Il y a là, dans cette palpitation vibrante d’une foule qui s’amuse, une belle occasion de rendre au cinéma d’animation – qui cherche si souvent sa voie entre stylisation et réalisme – sa vocation exacte : peindre l’animation même, la présence, le mouvement, la rumeur. Loin des effets sophistiqués, il faut, pour les créer, le talent du trait qui tour à tour impose et estompe les formes, du pinceau qui maîtrise le jeu instable des flaques de couleurs, et excelle à rendre le bariolage d’une foule sous les lampions. Il faut enfin ce sens de la nuance qui détaille les gestes d’une délicieuse précision – le tournoiement des chiens valseurs, les mains baladeuses qui soulèvent les jupes, la gerbe multicolore des confettis.

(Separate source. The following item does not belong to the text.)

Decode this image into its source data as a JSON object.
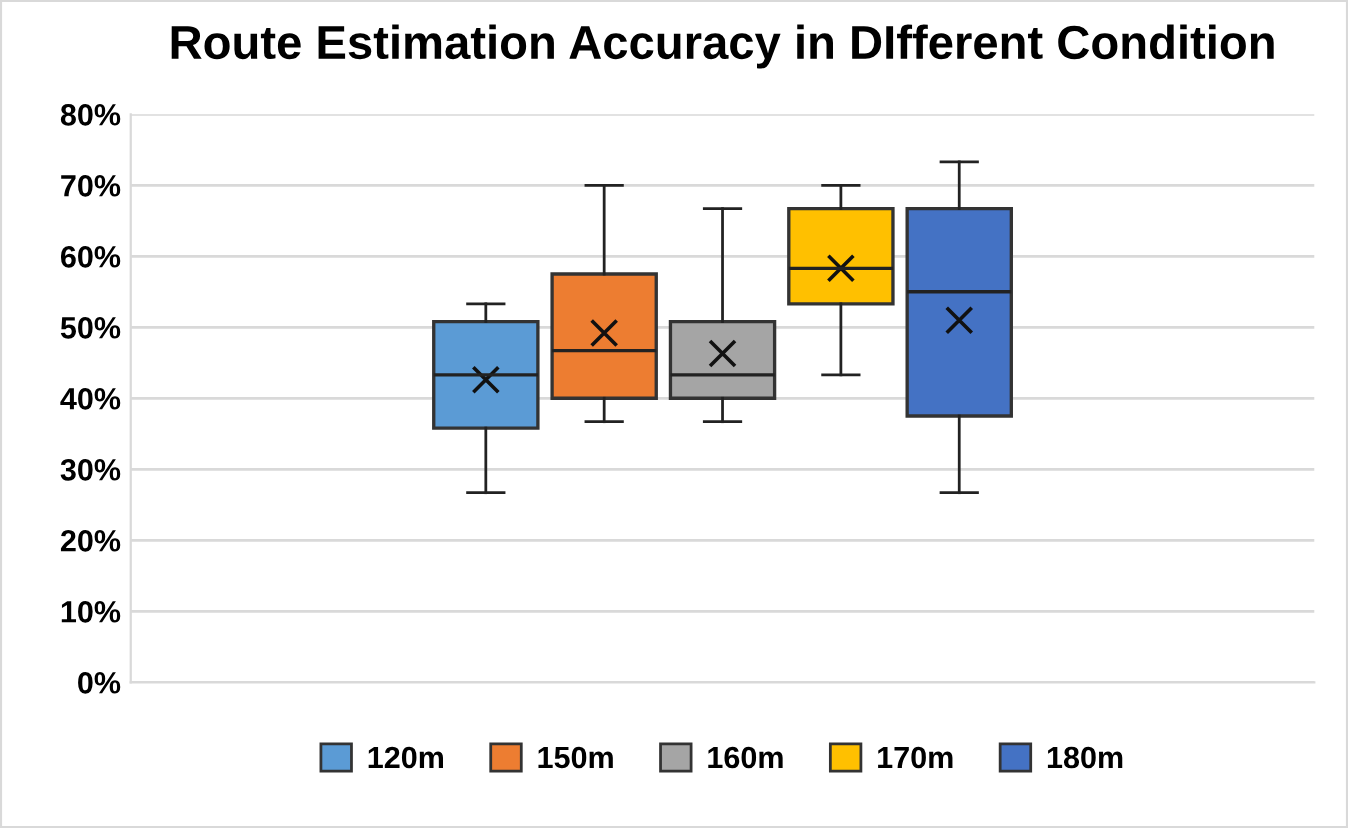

La belle idée du film consiste à peindre surtout des groupes, du couple à la bande de jeunes hommes, ce qui rend plus cruel le sort des solitaires, bébé perdu ou simplet de village. Une foule, c'est une somme de petites aventures individuelles. Notre regard est à la fête, sollicité de tous côtés, démultiplié par l’échelle des plans, nous donnant à voir tant l’émotion sur les visages que les jambes agitées par la fièvre du rythme. Parfois c’est l’idée même de la danse qui triomphe jusqu’à l’abstraction, comme cette toupie de couleurs que forme un plan aérien sur deux filles aux jupes rondes, ou les noires et filiformes silhouettes de la fin, échappées à leur décor, muées en divinités aux membres multiples. Du bal comme spectacle, on glisse alors vers la musicalité visuelle du film d’animation, dans ce qu’il a de purement et d’éternellement expérimental.

Jacqueline Nacache

Article paru dans Bref n°46, 2000. 

Réalisation, scénario décors et image : Florence Miailhe. Montage : Natalie Perrey. Son : Fabrice Gérardi, Emmanuel Croset et Étienne Bultinguaire. Musique originale : Denis Colin. Production : Les Films de l’Arlequin.